Hello my name is Nickole, I am a wife and mother and I currently resign at Rainbow Family Ministry. I want to thank you for the opportunity to be able to write my testimony and share with you what the lord is doing in my life.
I was born in North Hollywood but raised in Highland Park and lived in Glendale. My father was from some part in Mexico and my mother was from LA.I have one sister from my parents, When I was around seven years old my parents divorced. I moved in with my father, who remarried, as for my mother I have not spoken or seen her in over thirteen years. That’s when I started looking for love in all the wrong places.
I met my husband Jonathan in high school, we became high school sweet hearts and soon after I graduated and I experienced drugs with him and began an unhealthy life style, consumed with drugs, sex, and partying, stealing and gaining many other addictions. Running the streets became a normal thing for me. Jonathan and I not only were boyfriend and girlfriend but he was my love, my everything and my partner in crime. I started to like the life style the freedom and the authority of no parents.

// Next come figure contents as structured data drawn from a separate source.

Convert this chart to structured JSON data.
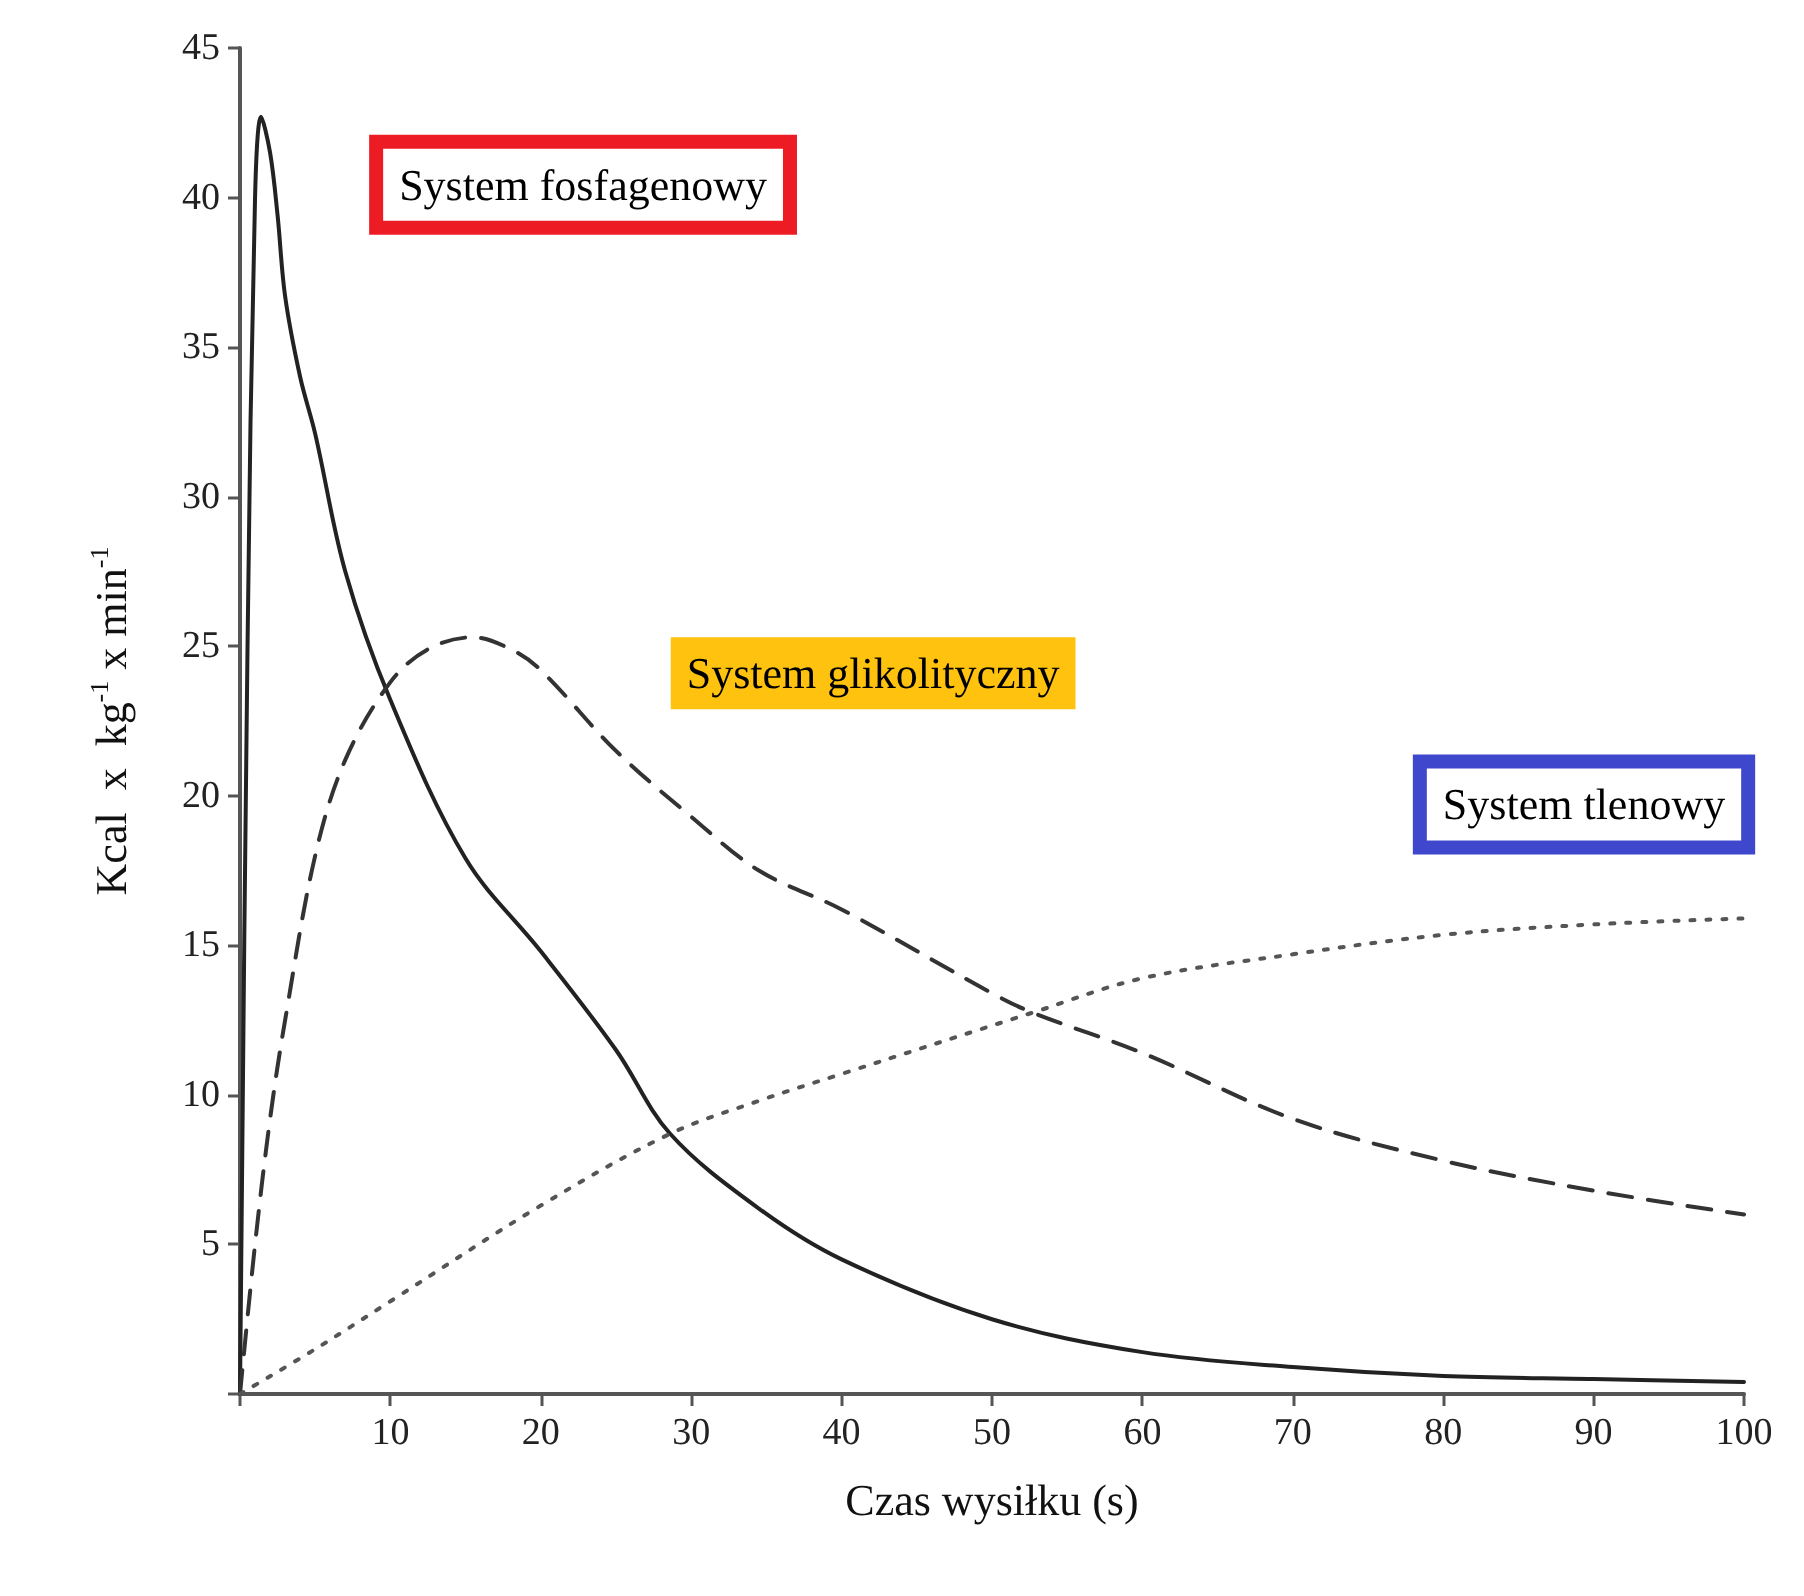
{
  "chart_data": {
    "type": "line",
    "xlabel": "Czas wysiłku (s)",
    "ylabel": "Kcal  x  kg$^{-1}$ x min$^{-1}$",
    "xlim": [
      0,
      100
    ],
    "ylim": [
      0,
      45
    ],
    "xticks": [
      {
        "value": 0,
        "label": null
      },
      10,
      20,
      30,
      40,
      50,
      60,
      70,
      80,
      90,
      100
    ],
    "yticks": [
      {
        "value": 0,
        "label": null
      },
      5,
      10,
      15,
      20,
      25,
      30,
      35,
      40,
      45
    ],
    "grid": false,
    "marker": "none",
    "series": [
      {
        "name": "System fosfagenowy",
        "color": "#222222",
        "line_style": "solid",
        "x": [
          0,
          0.5,
          1,
          1.4,
          2,
          2.5,
          3,
          4,
          5,
          7,
          10,
          15,
          20,
          25,
          28.6,
          34.5,
          40,
          50,
          60,
          70,
          80,
          90,
          100
        ],
        "values": [
          0,
          25,
          40,
          42.7,
          41.5,
          39.4,
          36.7,
          34,
          32.1,
          27.5,
          23.2,
          17.9,
          14.8,
          11.5,
          8.7,
          6.2,
          4.5,
          2.5,
          1.4,
          0.9,
          0.6,
          0.5,
          0.4
        ]
      },
      {
        "name": "System glikolityczny",
        "color": "#333333",
        "line_style": "dashed",
        "x": [
          0,
          1,
          2,
          3,
          5,
          7,
          10,
          12.5,
          15.5,
          18,
          20,
          25,
          30,
          34.5,
          40,
          50,
          52.7,
          60,
          70,
          80,
          90,
          100
        ],
        "values": [
          0,
          5,
          9.2,
          12.5,
          18,
          21.2,
          23.8,
          24.9,
          25.3,
          24.9,
          24.2,
          21.5,
          19.3,
          17.5,
          16.2,
          13.4,
          12.75,
          11.4,
          9.2,
          7.8,
          6.8,
          6
        ]
      },
      {
        "name": "System tlenowy",
        "color": "#555555",
        "line_style": "dotted",
        "x": [
          0,
          5,
          10,
          20,
          28.6,
          34.5,
          40,
          52.7,
          60,
          70,
          80,
          90,
          100
        ],
        "values": [
          0,
          1.5,
          3.1,
          6.3,
          8.7,
          9.8,
          10.7,
          12.75,
          13.9,
          14.7,
          15.35,
          15.7,
          15.9
        ]
      }
    ]
  }
}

Jonathan and I grew inseparable and we not only had a love like no other that changed us from when we first met into people we could not even recognize in each other let alone look in the mirror and know who we were any more. Soon, after a couple of years of that life style at age 22 years old I got pregnant. I wore baggy clothes and wanted to hang out in the scene still. Soon after the Dr told me I was in high risk of loosing the baby and In order for her to be ok I had to go in the hospital that night. So I did and they ran test on the baby and me and they filled me with fluid that I was loosing and the Dr said I was able to have a healthy girl if I take care of myself. So I did and thanks to God he put people in my path that lead me to a pregnancy house called Elizabeth House. Four months later I had a beautiful healthy baby girl, named Alyssa Grace Hammond.
I stayed on my best behavior for eight months after the birth of baby Ally, but I moved to Barstow because of my starting to use again living with her father. So I left to live with my sister. My sister would baby sit while I started College to get my teachers associate certificate. I began to use there in Barstow and made my own stomping grounds, soon after my addiction became way stronger then I could handle. I began to leave my daughter with my sister to hangout, smoke dope and be with whom ever
I wanted to surround my self with. I experienced guilt and a part of me wanting to do well. Those two feelings pulled me in different directions. Finally I couldn’t handle it any more and I found Rainbow Ministry. A place where I could take my daughter and it was a Christian program.
I lived with women that had children and the same problem as me. I attended Rainbow Ministry and stayed there for four months. I learned so many things and the lord was truly working on me, I thought I learned it all and could be strong enough but the enemy can work in so many ways against us and drag us down again, and I left the program. I remained strong for six months and got my own apartment and attended college and wanted to continue my teacher’s associate goal. I did everything I said I was going to do and stayed strong while my daughter’s father was doing a year in prison. Jonathan was released May 5, 2008 and I was so happy we wanted him to be near his daughter and me. So Jonathan and I got married, again I had my partner in crime. This time we were married, the drugs consumed our life again. We didn’t steel, we did just did drugs very heavenly and were in great denial about the way we were living. Our fights got worse and our hate grew worse. We were married on top of all the and the pressure of all of that stuff made the days worse and I hated my self even more in every possible way. My world was dark without the lord in my life and I would never want it like that again.
Recently my husband Jonathan violated parole and had to go into Victory Outreach Ministry. God truly answered my prayers. I then realized what I was missing in my life, love, laughter, God. So for the second time I willingly called Liz Lee form Rainbow house Ministry and asked her for help and we prayed on the phone and my heart filled with joy and that there was hope once again for my family and I. Although Living with women and there children was adjustment for me, besides I am willing to do what ever it takes to get the lord back in my life as well as my family’s. And Rainbow Family was the perfect place for me, they have helped me once again to redeem myself and become a child of God. They have helped me to better my self as a women and a mother, also enroll back in college to continue what I started on getting my teachers associate. The greatest part of all I can do it in a God filled environment with women that are shooting for the same goal as me.
The best part is waking up everyday with peace in my heart ,and my beautiful daughter also having staff in the home help me save my marriage and helping me to rebuild my family to have Christian family values. We start off the day with a 9am structured environment focusing on the lord and having to do the curriculum working on some of the issues that have been holding me back in life. At the end of the day we read our bibles and pray with each other and I cannot believe there is so much wisdom in the word of God. I just want to be connected to Rainbow ministry and serve the lord as one of the teachers at the youth center. My goal is to please God and obey his word.
While working on my program I realized I had a breakthrough and from now on I will take responsibility for my actions.
For I am convicted that neither death nor life, neither angels nor demons, neither the present nor the future, nor any powers,
Neither height nor depth, nor anything else in all creations, will be able to separate us from the love of God that is in Christ Jesus our lord.